Called Promises, the advert is the second to be created by fundraising agency Whitewater since the RSPCA recruited it in August. The aim is to promote the caring and protective aspects of the RSPCA brand that is highlighted in the two TV series mentioned above.

How it worked

The advert starts with a voiceover explaining the aims and objectives of the charity. It then goes on to ask viewers to pledge £3 a month to help maintain its animal care services.

Promises was mainly broadcast on satellite and cable channels, although it did appear on selected terrestrial channels such as ITV North and Five.

The RSPCA targeted channels with medium-sized audiences to suit the handling capacity of its call centres.

Two 90-second versions of the advert were produced. The first relied on a voiceover that gave details of the animals' stories and was followed by a 10-second 'tail', a reminder near the end of that particular set of commercial breaks. The second, which received approval from the Broadcast Advertising Clearance Centre to air on children's channels, appealed to a younger audience. This used softer images and was accompanied by the Bread song Everything I Own.

"We've been focusing on keeping production costs down for clients developing DRTV ads," said Helen Hamilton, account director at Whitewater. "This was no exception: we used existing footage, edited and produced the ad in-house and personally supervised the music recording. The process was remarkably smooth."

Results

Asked whether the advert might have been affected by the tsunami appeal that went out at the same time, Hamilton said: "We pulled it from ITV news because people were watching constant news coverage of the disaster on the channel. But we decided to keep it on most other channels, especially cable and satellite ones such as Paramount."

Hamilton added that the tsunami appeal might even have had a positive effect on donors' responses. "If you are an animal welfare donor, you are always going to give anyway," she said. "I think that those people who would have seen pictures of animals affected by the tsunami would still have wanted to give to the RSPCA."

RSPCA press officer Rebecca Ralph said: "It is still early days in terms of analysing response. We are awaiting figures from the Broadcasters' Audience Research Board, but top-line results show an 80 per cent increase on previous results."

Louise Richmond, donor recruitment marketing manager at the RSPCA, said: "We're delighted with the outcome, given that Whitewater developed the ad from a simple box of videotapes."

EXPERT VIEW - NICK THOMAS, creative director, Target Direct

Speaking as someone who has made several DRTV commercials for charities far less photogenic than the RSPCA, I thought this would have been a doddle.

The agency didn't have to worry about filming anything new - its task was to edit together some videos found in a box. Yet the finished commercial is a fine effort. Although it explores nothing new in the genre, it stands as a piece of copybook charity DRTV.

It opens with the familiar scenario of heartless owners who have abandoned or abused their pets. These animals "have given their love and loyalty without question or complaint" - the best line in the commercial - and have had their promise of a happy life broken. This sequence features adorable animals played in super-slow motion - it makes the most of every floppy ear.
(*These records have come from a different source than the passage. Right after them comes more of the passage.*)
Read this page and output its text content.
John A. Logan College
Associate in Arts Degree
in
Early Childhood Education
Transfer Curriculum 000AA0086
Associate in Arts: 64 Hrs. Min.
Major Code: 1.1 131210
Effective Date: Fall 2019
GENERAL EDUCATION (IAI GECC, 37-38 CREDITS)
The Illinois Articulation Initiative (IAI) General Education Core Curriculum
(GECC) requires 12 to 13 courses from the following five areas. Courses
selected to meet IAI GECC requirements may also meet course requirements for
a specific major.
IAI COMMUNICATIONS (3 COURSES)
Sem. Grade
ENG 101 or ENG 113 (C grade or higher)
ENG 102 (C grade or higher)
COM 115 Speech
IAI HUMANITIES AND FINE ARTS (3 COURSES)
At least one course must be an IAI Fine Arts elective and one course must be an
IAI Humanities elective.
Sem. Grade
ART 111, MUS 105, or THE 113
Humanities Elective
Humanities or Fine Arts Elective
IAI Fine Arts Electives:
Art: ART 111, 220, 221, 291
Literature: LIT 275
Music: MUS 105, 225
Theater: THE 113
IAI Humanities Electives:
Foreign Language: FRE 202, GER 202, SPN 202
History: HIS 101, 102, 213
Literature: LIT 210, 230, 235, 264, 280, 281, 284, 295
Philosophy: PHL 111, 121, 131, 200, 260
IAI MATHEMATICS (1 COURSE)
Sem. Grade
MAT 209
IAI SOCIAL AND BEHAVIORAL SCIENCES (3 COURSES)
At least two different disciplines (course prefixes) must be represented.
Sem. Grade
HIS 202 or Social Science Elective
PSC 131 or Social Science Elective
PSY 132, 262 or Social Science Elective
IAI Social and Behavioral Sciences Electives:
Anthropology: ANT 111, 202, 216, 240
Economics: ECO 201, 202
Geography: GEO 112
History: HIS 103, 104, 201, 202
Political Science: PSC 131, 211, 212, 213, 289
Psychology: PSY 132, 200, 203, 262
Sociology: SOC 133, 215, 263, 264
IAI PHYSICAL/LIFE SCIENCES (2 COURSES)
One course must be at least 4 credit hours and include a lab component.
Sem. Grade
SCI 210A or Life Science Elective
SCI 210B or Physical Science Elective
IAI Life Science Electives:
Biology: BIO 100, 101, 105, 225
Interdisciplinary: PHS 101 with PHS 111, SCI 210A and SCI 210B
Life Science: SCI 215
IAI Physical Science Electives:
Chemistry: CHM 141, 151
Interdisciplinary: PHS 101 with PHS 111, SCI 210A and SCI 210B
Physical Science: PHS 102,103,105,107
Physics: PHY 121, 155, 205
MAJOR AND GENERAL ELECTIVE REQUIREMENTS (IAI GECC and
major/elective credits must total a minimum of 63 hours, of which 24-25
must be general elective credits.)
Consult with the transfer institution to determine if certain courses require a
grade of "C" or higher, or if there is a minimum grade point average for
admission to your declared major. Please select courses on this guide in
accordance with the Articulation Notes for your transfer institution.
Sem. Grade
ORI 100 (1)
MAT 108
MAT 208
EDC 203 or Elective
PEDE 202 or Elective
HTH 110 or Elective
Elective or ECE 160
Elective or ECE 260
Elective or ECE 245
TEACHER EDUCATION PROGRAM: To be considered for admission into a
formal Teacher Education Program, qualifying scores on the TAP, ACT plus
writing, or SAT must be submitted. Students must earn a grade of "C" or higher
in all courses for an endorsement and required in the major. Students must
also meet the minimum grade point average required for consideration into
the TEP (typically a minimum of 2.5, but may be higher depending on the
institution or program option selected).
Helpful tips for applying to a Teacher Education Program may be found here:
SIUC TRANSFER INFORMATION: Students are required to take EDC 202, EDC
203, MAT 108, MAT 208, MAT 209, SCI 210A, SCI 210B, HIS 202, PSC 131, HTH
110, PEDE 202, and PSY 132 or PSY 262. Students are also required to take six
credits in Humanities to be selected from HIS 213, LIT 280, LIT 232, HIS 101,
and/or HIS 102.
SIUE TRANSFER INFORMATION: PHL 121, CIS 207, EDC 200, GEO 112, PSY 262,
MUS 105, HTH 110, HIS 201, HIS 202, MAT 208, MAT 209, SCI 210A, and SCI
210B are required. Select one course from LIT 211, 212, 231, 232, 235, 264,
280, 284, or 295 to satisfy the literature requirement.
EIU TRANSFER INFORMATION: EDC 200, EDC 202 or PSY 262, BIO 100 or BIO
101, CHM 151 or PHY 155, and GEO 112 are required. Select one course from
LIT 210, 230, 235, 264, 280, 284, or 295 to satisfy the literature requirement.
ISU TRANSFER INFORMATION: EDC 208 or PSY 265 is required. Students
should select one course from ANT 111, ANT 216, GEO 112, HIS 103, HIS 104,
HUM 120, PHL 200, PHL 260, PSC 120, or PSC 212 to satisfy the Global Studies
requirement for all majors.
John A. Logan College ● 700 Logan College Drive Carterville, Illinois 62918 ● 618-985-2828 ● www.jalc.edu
Here's the clever bit. It's heavily implied that if those watching want to dissociate themselves from these lazy, sadistic promise-breakers, they had better sign up now. With a promise of £3 a month they can "heal the hurt" and fulfil the RSPCA's promise to keep these furry beauties safe.

This sequence is sprinkled with shots of the heroes at the RSPCA hard at work. Purists might question the quality of the imagery, but the homespun feel suits the subject perfectly - as does the choice of music, Bread's evocative Everything I Own.

Making an ad that asks for support for abused cute animals may not seem the most taxing agency brief. But this treatment is a good example of how to get it right. And, crucially in this medium, all at a low cost.